|Photo by Abe Funnekotter|
The moment I'm writing this, is one of the relatively few ones that I've been feeling relaxed, in the past couple of weeks. I've started the last quartile of my second year at the TU/e, including an extra subject, and I'm doing quite some other things, next to my studies. Also, I just moved to another student house (which I'm super excited about!).
Most of the things I'm doing, are fun. I enjoy coming up with ideas, being creative, making stuff, helping people. I've got some awesome friends and family members to hang out with and talk to. They get me through everything.

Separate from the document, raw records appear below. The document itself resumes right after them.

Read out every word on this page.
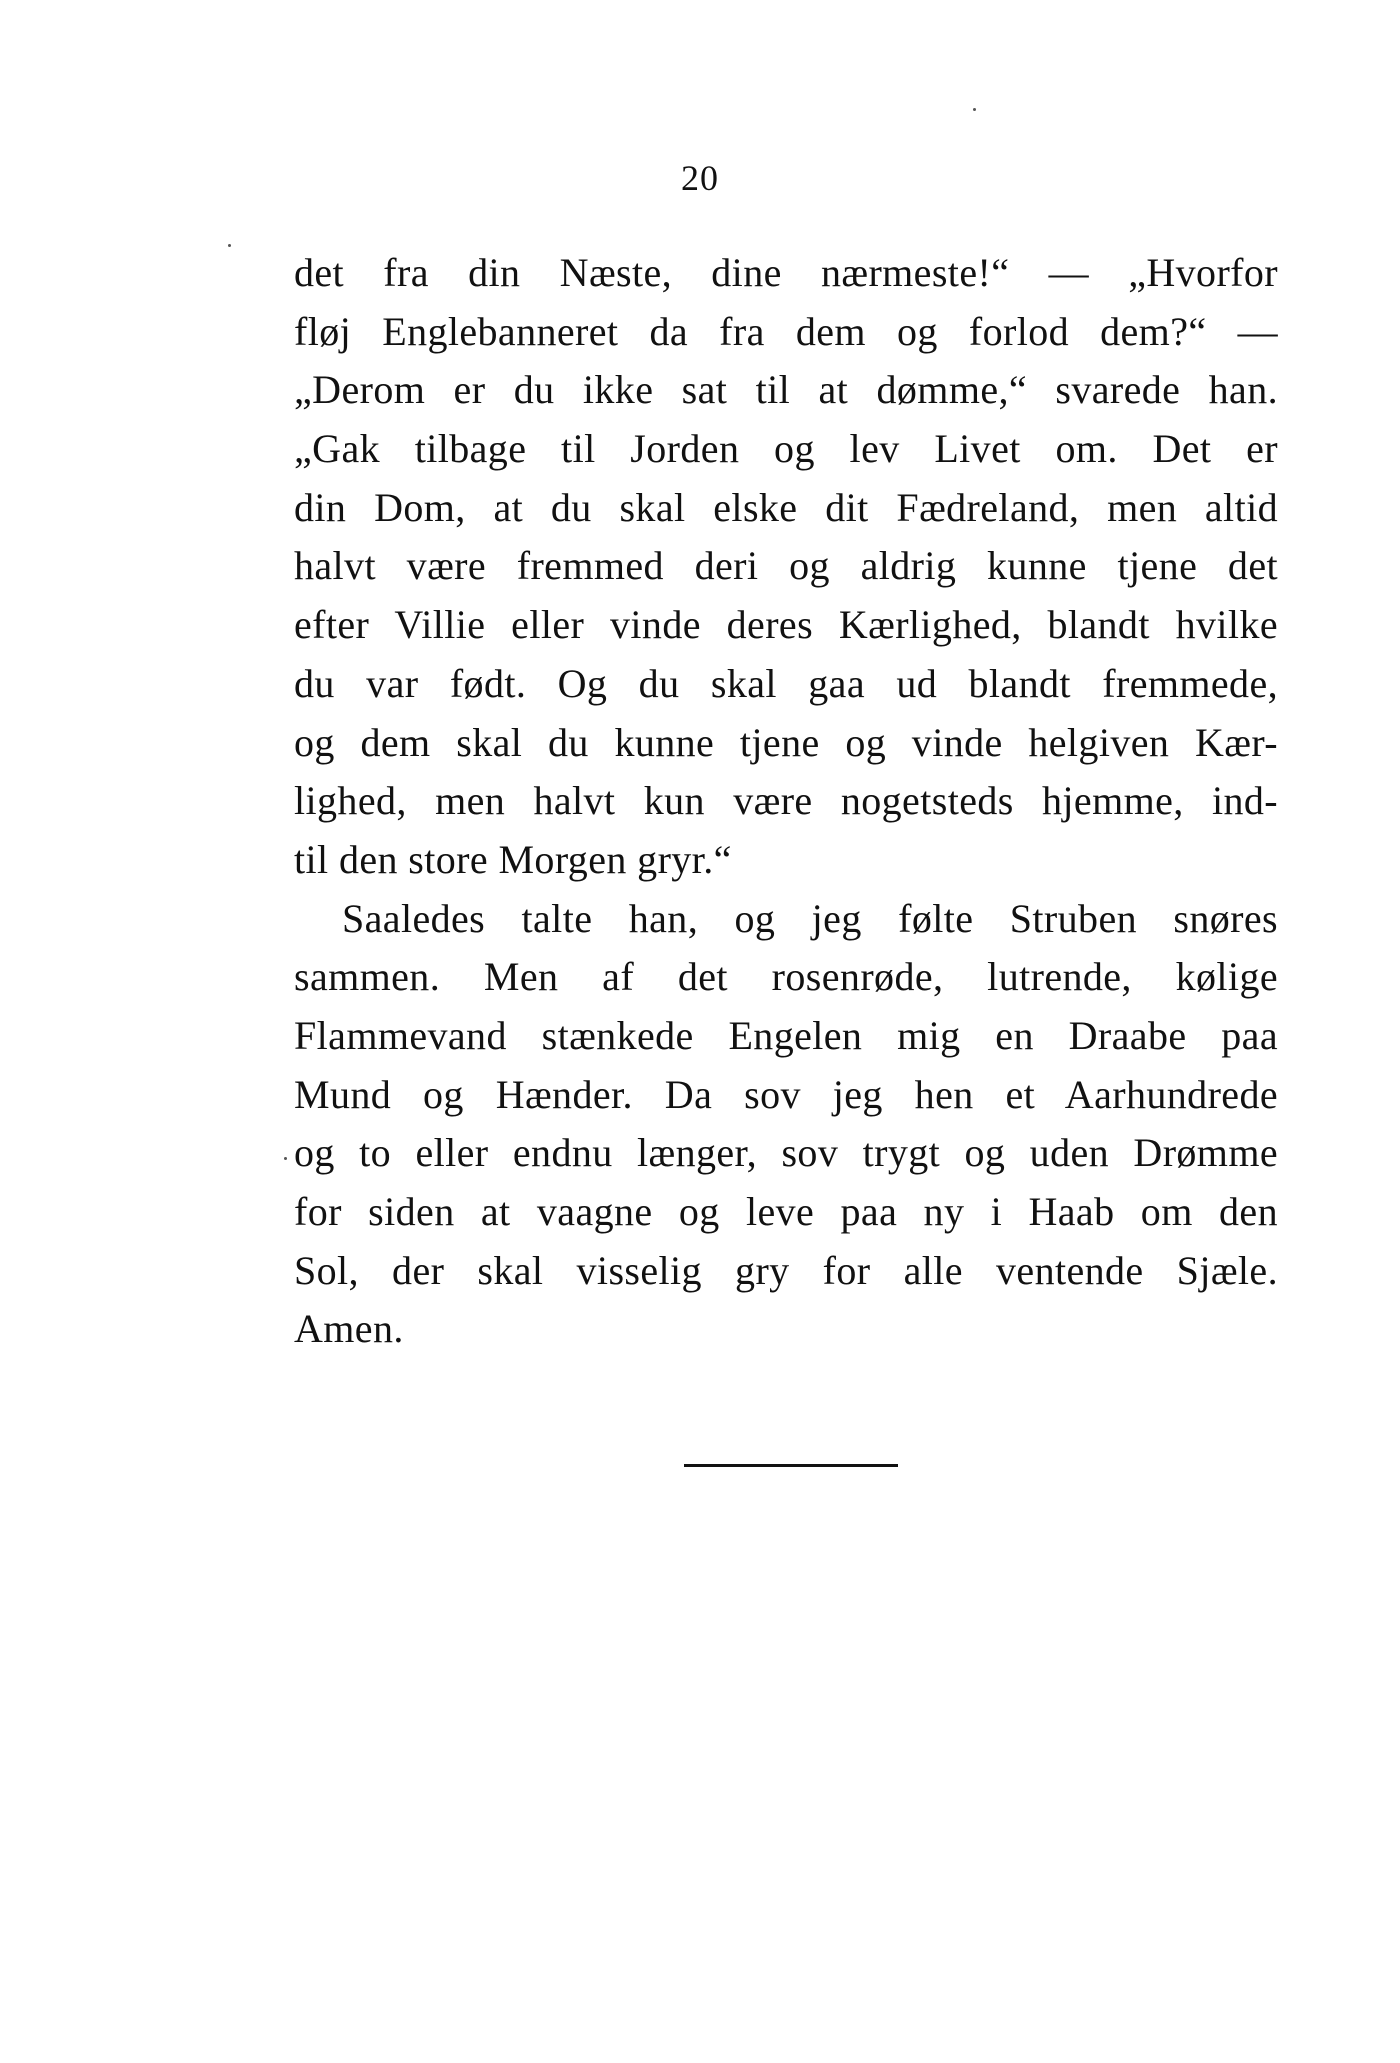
20
det fra din Næste, dine nærmeste!“ — „Hvorfor
fløj Englebanneret da fra dem og forlod dem?“ —
„Derom er du ikke sat til at dømme,“ svarede han.
„Gak tilbage til Jorden og lev Livet om. Det er
din Dom, at du skal elske dit Fædreland, men altid
halvt være fremmed deri og aldrig kunne tjene det
efter Villie eller vinde deres Kærlighed, blandt hvilke
du var født. Og du skal gaa ud blandt fremmede,
og dem skal du kunne tjene og vinde helgiven Kær-
lighed, men halvt kun være nogetsteds hjemme, ind-
til den store Morgen gryr.“
Saaledes talte han, og jeg følte Struben snøres
sammen. Men af det rosenrøde, lutrende, kølige
Flammevand stænkede Engelen mig en Draabe paa
Mund og Hænder. Da sov jeg hen et Aarhundrede
og to eller endnu længer, sov trygt og uden Drømme
for siden at vaagne og leve paa ny i Haab om den
Sol, der skal visselig gry for alle ventende Sjæle.
Amen.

Even though there is nothing really to complain about, I'm exhausted. I constantly feel like I'm behind on everything, not putting enough energy in people and things that are important to me. It all feels a little bit too much. The worst thing about this, is that I could feel myself slipping away. I became less and less in touch with myself, with my emotions. Whether these emotions and feelings are positive or negative, I don't like it when I can't really feel. Because that's not me. I'm a person who wants to experience and deal with everything that happens in her life.
In the Netherlands, we have this well-known song, in which they sing: "Stop! En door!", which means: "Stop! And (go) on!". It was in my head, the entire time that I was thinking about writing this blog. I'm skipping the "stop" part at the moment; the only thing I'm doing is going on and on.
This week (and the weeks before), I was running around all the time, without checking what I really needed. I realised this the other day; I don't want to live like this and I need to make a change. Prioritise. Make sure I'm not behind on my studies, but also relax, smile, party, be with friends, sleep and fucking live enough. I decided to take an entire weekend for myself, to do all of that.
I'm not writing this because I want you to feel sorry for me. It's is my own responsibility and I'd rather get positive attention, than trying this way. I'm writing it, to illustrate what I can see happening to almost everyone around me, as well. It might be the time of the (academic) year, our age, whatever. So many people are working their asses off, beyond their limits. I see too many suffering from it; not paying attention to their actual needs.
You'd probably be good enough, accepted, and loved as much, with half of the amount of time and effort that you put in your work now. It's something I have to constantly remind myself of, as well. But it's true; for you too.
When I think of the moments that I felt most loved, most valuated, happiest, those were all moments, when I didn't put effort in trying to be enough. The girl I talked about in the beginning, at the festival, said some things to me that I'm really thankful for. She was being genuine and what she said, might not have been that big of a deal for her, but to me, it meant a lot. At that moment, I wasn't thinking about stupid things, like saying something wrong or looking ugly. It made me realise that I should start listening to the real Josie again, who actually knows quite well what she has to offer, what she wants and what she needs. For now, that's a little (productive) break. Next time, it might be a nice travelling experience or a 5 hour talk with 3 litres of tea. Who knows. At least, I'll focus on the good.
So, are you also going to stop? And go on? Ask yourself what you need sometimes. And maybe what kind of (small) things you could do for yourself and the people around you, to make that happen. Good luck!